Kota yang sering diresahkan oleh seniman dan pegiat seninya sebagai kota kering
kesenian. Beberapa teman seniman Semarang sering membandingkan sepinya aktivitas
kesenian di Semarang dengan kota-kota besar lain di Jawa bagian tengah : Jogja
dan Solo. Bahkan ada guyonan di antara para pegiat seni seandainya Semarang
dihilangkan dari peta, tak akan ada pengaruh yang signifikan dalam kontribusi
wacana seni nasional, apalagi internasional[1].
Persetan kota ini mau jadi apa, mungkin
kalau tenggelam lebih baik.[2]
Jika kita
simak jauh ke belakang, keresahan serupa
juga sudah muncul dalam salah satu versi cerita asal usul Gambang Semarang. Sekitar
tahun 1930, seorang anggota Dewan Rakyat (volksraad)
Semarang bernama Lie Hoo Soen dalam dewan membicarakan tentang kebutuhan Kota
Semarang yang kering akan kesenian. Sebagai penggemar
musik keroncong dan pengurus organisasi kesenian Krido
Hartojo, Lie Hoo Soen mempunyai gagasan untuk menciptakan kesenian khas
Semarang. Gagasan ini disampaikan kepada walikota Semarang saat itu, Boissevain. Walikota menyetujui
usulan Lie Hoo Soen, dan memerintahkannya untuk membeli alat-alat musik Gambang
Kromong di Jakarta. Setelah alat-alat musik tersedia, latihan-latihan
segera diadakan dan kelompok kesenian yang kemudian terkenal
sebagai Gambang Semarang mulai dipentaskan pada tahun 1932[3].
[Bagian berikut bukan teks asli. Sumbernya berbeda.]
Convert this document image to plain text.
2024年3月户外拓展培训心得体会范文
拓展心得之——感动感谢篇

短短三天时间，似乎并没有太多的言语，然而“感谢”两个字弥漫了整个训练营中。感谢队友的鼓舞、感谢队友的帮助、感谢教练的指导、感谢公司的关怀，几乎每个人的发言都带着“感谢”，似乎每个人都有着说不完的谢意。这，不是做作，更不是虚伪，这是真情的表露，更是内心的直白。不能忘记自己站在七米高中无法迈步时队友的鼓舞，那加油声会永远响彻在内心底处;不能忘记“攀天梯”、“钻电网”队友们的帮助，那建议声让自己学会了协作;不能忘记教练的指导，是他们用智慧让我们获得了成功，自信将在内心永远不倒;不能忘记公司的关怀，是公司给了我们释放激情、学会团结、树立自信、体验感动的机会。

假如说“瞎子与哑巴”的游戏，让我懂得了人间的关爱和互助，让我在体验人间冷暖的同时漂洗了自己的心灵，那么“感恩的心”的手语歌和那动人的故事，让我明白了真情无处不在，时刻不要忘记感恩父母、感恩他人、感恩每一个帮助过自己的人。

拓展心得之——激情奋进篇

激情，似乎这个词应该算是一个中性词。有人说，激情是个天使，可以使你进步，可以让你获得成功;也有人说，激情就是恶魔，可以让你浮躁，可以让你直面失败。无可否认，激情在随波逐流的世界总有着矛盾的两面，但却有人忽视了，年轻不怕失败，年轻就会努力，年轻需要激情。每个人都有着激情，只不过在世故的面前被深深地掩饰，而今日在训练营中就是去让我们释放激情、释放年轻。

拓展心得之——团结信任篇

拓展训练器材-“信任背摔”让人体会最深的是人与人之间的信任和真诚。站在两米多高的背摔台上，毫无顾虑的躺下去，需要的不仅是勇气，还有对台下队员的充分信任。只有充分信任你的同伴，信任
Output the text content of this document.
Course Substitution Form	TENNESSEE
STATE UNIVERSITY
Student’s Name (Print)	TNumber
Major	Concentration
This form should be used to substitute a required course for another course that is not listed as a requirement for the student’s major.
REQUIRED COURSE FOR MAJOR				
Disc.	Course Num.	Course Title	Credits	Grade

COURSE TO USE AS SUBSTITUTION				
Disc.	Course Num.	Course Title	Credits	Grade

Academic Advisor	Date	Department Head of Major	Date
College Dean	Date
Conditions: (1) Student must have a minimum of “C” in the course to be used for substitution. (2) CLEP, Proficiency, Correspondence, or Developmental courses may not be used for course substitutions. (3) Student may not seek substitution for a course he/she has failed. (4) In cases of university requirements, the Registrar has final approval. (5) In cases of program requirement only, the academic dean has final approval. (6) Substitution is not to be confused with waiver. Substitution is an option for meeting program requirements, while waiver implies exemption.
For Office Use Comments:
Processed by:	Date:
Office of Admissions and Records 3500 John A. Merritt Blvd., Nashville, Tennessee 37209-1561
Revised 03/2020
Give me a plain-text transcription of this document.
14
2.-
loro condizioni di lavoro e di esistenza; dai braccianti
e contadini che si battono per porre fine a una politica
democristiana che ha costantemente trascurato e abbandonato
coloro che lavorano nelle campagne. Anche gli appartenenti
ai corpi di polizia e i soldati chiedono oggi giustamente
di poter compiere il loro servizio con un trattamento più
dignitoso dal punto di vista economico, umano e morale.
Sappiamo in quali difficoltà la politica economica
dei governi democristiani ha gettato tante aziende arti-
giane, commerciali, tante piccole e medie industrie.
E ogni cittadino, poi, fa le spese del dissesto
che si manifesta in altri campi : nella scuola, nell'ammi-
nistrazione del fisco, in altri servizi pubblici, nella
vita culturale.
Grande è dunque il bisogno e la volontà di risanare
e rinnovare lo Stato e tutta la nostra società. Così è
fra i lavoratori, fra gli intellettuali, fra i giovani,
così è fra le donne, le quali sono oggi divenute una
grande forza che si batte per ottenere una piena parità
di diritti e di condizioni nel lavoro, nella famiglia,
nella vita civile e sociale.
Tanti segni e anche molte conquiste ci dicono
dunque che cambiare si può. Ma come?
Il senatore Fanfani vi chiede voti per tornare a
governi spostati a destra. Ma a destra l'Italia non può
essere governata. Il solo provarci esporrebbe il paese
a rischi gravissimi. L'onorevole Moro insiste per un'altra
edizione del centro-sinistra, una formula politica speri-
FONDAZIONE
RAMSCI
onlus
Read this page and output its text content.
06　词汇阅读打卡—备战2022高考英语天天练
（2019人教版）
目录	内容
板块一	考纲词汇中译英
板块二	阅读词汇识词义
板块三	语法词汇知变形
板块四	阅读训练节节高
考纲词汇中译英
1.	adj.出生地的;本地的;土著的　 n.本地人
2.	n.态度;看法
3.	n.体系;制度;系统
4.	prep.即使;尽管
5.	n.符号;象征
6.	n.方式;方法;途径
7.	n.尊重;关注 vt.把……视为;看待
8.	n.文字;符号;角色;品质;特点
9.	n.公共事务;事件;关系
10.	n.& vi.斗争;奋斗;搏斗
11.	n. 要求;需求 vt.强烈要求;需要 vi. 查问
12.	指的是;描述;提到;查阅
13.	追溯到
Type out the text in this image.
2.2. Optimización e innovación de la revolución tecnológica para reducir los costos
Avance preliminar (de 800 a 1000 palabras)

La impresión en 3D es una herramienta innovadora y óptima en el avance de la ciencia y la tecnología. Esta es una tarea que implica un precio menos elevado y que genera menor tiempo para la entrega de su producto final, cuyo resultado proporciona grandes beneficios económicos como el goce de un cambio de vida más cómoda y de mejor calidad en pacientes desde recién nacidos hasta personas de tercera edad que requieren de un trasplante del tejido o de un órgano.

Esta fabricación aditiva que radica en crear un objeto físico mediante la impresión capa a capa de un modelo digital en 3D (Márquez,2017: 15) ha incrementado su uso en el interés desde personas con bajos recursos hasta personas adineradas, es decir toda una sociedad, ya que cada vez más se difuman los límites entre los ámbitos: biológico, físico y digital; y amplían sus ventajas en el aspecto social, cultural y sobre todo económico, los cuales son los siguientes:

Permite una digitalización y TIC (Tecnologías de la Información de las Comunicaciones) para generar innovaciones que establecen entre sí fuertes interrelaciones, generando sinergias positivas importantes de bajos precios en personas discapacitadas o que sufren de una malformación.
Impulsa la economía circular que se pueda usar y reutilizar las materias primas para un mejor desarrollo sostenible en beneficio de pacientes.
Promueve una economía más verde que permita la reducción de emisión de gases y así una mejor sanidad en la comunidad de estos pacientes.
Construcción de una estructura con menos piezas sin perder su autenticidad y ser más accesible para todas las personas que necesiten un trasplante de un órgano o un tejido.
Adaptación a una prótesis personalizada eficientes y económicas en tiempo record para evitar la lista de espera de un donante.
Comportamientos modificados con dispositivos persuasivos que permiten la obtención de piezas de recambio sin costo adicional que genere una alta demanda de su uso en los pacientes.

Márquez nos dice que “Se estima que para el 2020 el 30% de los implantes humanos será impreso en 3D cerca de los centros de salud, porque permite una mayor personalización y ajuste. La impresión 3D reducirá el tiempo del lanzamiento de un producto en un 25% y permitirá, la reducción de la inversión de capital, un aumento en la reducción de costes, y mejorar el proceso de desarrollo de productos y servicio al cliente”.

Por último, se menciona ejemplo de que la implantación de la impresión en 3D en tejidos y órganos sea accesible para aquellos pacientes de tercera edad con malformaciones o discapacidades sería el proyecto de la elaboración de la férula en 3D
Kesenian ini dalam perjalanannya sempat
terbang dan tenggelam, tapi begitu melekat. Kita bisa merasakan kekaguman akan
Gambang Semarang dalam lagu Empat Penari yang legendaris karya Oei Yok Siang
dan Sidik Pramono. Paling tidak di Stasiun Tawang lagu ini masih selalu
terdengar menyambut seperti kekasih yang rindu menanti kita tiba:
Empat penari, kian kemari
Jalan berlenggang, aduh...
Sungguh jenaka, menurut suara
Irama gambang
Sambil menyanyi, jongkok berdiri
Kaki melintang, aduh...
Langkah gayanya, menurut suara
Gambang Semarang
....
Dari masa ke
masa kita masih menyaksikan keresahan akan kesenian yg kering di Kota Semarang
sebagai keresahan milik seniman dan pegiat seni, bukan milik warga kota pada
umumnya. Saya tidak bisa menganggap kota ini sebagai sekumpulan ‘babi’ yang
tidak mengerti seni-tidak pernah mengalami saat yang estetis , seperti yang
pernah digambarkan Driyarkara:
“Manusia
yang karena sengsaranya selalu mencari penghidupan, mungkin tidak mempunyai
kesempatan merasakan saat estetis itu.
Manusia yang hidup sebagai babi (maaf) mungkin akan tumpul sama sekali terhadap
saat estetis.” [4]
Warga kota Semarang , khususnya pada kasus warga Kampung Bustaman, kampung leluhur Raden Saleh Syarif Bustaman ini toh ternyata memiliki pengalaman estetis-pengalaman kesenian mereka yang khas, banal (tentu saja), yang muncul dengan caranya sendiri. Berbagai kegiatan : Karnaval Koplo, Kuliner Petengan, Lomba Foto berhadiah kambing, Gebyuran Bustaman dan Arak-arakan dengan iringan marawis yang muncul atas inisiatif warga kampung Bustaman ketika merespon rangkaian kegiatan pameran Bok Cinta Bustaman menunjukkan bahwa ada kesenian yang lain, mungkin lebih asik disebut ‘kesenian kemarin’ diantara kesenian arus besar yang selama ini ada dalam ritus-ritus pameran dan berbagai arena sosialita konsumen kesenian.
Kesenian
khas kampung ini kerap tidak dianggap, tidak tergarap ,tidak diperkaya dan akhirnya
hidup berjalan sendiri mengikuti perkembangan medium yang paling dekat dengan keseharian
warga kampung, entah itu berdampak baik atau buruk. Tayangan televisi misalnya,
telah mempengaruhi pengalaman estetis warga kampung hingga ke dunia anak-anak.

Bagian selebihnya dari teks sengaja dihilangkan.